Selepas menunaikan salat Zuhur, seorang pria tua berjalan menuju ke gapura di jalan menuju Jembatan Cincin di Desa Cikuda, Kecamatan Jatinangor, Kabupaten Sumedang. Jembatan yang dibangun pada 1917-1918 memiliki pesona tersendiri dan pemandangannya yang sangat indah.
Dengan mengenakan peci hitam, kaus cokelat dan celana pendek, pria itu langsung duduk di bawah gapura yang di bawahnya memiliki teras untuk bersantai.
Pria itu bernama Aba Adi Brata. Sesampainya di gapura itu, Aba yang kini usaianya sudah 75 tahun langsung duduk untuk bersantai sejenak di teras tersebut. Menurut Aba, teras itu menjadi tempat nyaman baginya kala dia keluar rumah.
SCROLL TO CONTINUE WITH CONTENT
"Bukan kereta api (angkutan masyarakat umum), tapi lori, kereta angkutan yang digunakan untuk ke perkebunan," kata Aba kepada detikJabar sambil menunjuk ke arah Jembatan Cincin, belum lama ini.
Aba juga menunjukan, jika ingin melihat pemandangan Jembatan Cincin, ia mengarahkan detikJabar turun ke bawah dengan mengitari jalan setapak yang biasa digunakan warga menuju pemakaman umum dan lahan peswahan. Selain itu, pemandangan jembatan ini dapat dilihat dari arah apartemen.
"Dulu namanya SS (Staatsspoorwegen), bukan PT KAI, bukan PJKA, tapi SS (yang membangun jembatan). Bukan jalur kereta api umum, tapi digunakan lori untuk mengangkut hasil pertanian, itu juga kata kakek bapak yang bekerja di SS," ujar Aba.
Menurutnya, sebelum kawasan tersebut dipenuhi pemukiman, kereta lori berlalu lalang di jembatan itu untuk mengangkut hasil-hasil perkebunan dari mulai kawasan Jatinangor hingga Tanjungsari. Hail panen itu nantinya diangkut ke kota oleh Belanda.

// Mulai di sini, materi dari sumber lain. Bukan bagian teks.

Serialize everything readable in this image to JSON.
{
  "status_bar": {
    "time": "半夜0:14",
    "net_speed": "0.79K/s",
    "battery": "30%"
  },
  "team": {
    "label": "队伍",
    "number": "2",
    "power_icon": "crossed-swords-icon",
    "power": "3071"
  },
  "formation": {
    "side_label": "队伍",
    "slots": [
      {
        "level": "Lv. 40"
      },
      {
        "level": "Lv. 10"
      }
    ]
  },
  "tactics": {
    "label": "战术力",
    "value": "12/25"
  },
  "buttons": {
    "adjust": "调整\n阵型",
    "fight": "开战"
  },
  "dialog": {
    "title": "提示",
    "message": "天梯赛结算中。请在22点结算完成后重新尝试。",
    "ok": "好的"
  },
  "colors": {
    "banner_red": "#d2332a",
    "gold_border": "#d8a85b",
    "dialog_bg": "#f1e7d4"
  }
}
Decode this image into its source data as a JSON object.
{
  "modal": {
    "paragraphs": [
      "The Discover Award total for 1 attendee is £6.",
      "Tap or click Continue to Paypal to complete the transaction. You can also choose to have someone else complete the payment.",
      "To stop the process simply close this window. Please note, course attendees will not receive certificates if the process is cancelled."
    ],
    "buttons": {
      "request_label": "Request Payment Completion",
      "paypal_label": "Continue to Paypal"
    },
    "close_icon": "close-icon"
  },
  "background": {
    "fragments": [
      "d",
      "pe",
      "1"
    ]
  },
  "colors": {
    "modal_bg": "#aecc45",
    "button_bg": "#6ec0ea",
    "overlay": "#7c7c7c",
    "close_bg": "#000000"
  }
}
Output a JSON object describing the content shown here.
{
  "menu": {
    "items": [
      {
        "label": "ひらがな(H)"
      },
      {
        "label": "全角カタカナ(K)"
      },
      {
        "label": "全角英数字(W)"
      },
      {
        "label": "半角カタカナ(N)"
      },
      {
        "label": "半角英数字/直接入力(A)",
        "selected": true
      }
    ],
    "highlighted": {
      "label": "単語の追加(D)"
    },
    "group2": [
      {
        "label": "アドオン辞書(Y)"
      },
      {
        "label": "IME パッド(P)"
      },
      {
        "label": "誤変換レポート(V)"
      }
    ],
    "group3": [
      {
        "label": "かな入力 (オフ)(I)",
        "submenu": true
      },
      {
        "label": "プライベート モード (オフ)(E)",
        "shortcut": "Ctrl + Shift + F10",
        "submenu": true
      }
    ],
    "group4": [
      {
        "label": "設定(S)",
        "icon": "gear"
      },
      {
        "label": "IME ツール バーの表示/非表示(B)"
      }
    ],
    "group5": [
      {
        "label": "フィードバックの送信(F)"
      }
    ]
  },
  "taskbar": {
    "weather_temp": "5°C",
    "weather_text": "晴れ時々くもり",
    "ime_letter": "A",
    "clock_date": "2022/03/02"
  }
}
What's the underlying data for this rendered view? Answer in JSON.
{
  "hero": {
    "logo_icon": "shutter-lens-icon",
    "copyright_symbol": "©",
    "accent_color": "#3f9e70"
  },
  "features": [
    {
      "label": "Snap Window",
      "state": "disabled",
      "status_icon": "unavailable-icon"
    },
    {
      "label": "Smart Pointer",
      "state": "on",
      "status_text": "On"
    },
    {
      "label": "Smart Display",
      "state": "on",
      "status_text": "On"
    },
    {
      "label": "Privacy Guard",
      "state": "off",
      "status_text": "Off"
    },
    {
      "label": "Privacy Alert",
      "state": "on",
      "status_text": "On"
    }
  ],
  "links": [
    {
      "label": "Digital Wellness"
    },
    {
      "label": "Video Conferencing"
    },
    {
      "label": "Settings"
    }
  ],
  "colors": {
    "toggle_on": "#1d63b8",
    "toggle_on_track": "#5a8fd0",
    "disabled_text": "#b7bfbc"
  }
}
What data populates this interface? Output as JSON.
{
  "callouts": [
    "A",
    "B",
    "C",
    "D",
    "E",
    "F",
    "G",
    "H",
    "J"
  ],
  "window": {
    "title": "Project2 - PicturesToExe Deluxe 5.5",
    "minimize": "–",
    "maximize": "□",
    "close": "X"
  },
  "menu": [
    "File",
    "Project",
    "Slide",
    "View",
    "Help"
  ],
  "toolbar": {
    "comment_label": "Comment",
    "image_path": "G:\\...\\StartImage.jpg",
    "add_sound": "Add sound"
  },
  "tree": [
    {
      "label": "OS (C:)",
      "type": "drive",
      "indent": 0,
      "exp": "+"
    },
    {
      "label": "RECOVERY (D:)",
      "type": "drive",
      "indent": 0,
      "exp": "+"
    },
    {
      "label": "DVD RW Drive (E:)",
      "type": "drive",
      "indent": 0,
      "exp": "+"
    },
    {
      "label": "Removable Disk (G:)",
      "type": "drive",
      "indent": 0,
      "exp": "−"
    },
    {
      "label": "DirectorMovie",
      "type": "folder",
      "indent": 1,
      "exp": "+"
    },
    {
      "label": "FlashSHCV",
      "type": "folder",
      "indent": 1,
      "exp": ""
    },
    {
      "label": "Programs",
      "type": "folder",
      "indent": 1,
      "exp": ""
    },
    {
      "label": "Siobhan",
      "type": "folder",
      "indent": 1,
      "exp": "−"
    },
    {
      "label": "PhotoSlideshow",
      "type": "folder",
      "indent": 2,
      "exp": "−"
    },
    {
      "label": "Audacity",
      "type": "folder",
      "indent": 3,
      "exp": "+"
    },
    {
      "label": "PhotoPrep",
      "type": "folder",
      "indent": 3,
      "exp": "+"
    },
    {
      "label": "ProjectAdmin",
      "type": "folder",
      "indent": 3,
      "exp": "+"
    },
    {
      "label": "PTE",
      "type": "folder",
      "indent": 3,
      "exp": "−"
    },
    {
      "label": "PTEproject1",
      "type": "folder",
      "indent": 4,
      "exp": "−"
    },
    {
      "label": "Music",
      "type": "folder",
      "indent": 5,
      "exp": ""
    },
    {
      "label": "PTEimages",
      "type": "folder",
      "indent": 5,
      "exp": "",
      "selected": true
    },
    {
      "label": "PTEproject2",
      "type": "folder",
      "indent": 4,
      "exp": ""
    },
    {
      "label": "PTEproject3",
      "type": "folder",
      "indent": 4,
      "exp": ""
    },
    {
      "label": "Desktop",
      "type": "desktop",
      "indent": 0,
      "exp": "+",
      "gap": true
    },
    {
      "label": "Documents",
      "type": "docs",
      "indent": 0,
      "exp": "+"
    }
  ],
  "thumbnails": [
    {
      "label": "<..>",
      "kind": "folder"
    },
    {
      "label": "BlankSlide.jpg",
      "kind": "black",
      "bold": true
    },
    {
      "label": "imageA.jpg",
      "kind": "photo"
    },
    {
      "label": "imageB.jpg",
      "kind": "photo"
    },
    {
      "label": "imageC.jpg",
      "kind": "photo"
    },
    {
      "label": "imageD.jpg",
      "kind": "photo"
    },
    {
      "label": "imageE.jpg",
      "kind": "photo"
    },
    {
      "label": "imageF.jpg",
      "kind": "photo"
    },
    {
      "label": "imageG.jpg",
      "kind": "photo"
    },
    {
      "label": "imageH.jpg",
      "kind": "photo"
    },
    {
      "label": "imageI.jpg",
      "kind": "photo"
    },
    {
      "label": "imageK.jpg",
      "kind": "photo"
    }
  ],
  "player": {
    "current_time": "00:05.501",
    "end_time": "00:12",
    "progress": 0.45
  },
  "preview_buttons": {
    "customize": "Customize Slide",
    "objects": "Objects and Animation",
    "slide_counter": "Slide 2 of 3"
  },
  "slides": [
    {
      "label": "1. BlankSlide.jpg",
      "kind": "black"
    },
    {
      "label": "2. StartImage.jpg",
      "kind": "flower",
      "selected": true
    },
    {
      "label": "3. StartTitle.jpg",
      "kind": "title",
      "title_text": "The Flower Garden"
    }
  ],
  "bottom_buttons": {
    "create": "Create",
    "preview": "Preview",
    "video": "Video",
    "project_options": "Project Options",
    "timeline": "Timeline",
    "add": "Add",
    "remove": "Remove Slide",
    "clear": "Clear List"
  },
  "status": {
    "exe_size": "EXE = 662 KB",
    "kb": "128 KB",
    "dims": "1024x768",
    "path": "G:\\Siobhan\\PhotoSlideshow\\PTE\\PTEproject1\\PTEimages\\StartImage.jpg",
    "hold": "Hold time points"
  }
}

"Bukan jalur kereta api tapi jalur lori, seperti angkutan tebu atau barang. Anak-anak sekarang tidak tahu riwayatnya, bukan kereta api, bapak tanyakan langsung ke kakek bapak dulu," ujarnya.
![]() |
Menurut Aba, dulunya perekebunan di kawasan Jatinangor ditanami tanaman haramai yang biasa dihinggapi ulat sutera dan hasilnya di bawa ke luar negeri dijadikan kain sutra. Setelah itu, diganti tanaman teh dan diganti kembali dengan pohon karet.
"Teh itu diganti lagi, dikarenakan Jatinangor daerah panas tidak seperti Ciwidey dan Lembang. Hujan bagus, kemarau kering dan diganti lagi jadi kebun karet," tuturnya.
Saat ini, jembatan tersebut digunakan warga sebagai jalan penghubung antarkampung. Jalan itu biasa digunakan petani, pelajar, hingga masyarakat umum.
Ia lalu membantah isu yang menyebut jembatan itu mengandung nuansa mistis. Tak pernah ada kejadian apapun yang berkaitan dengan hal mistis atau horor.
"Enggak, enggak angker. Bapak orang sini asli. Pernah mahasiswa sini saya tegur, jangan macam-macam sebar isu itu. Banyak juga mahasiswa yang melintas ke sini malam-malam, tidak ada apa-apa," tuturnya.
Aba juga menyebut, jika ada yang menyebut kawasan tersebut angker itu hanya isu burung yang tidak dapat dibuktikan keasliannya. "Itu hanya isu, dikarenakan gini di sini banyak kosan paling dekat dan lainnya iri, yang dekat penuh yang lain tidak, biasa nakut-nakutin," tambahnya.
Dindin (54), salah satu pengendara yang melintas di jalan itu mengatakan, dia sering pulang-pergi lewat jembatan itu di malam hari. Menurut Dindin, baik-baik saja.
"Enggak pernah tuh ada hantu (horor) atau apa, aman-aman saja," ujarnya.
Dindin mengakui jika keberadaan jembatan itu sangat membantu aktivitas warga. "Kalau enggak ada jembatan ini, yang mau sekolah harus muter, begitu juga petani. Berguna sekali, khususnya bagi anak sekolah," tambahnya.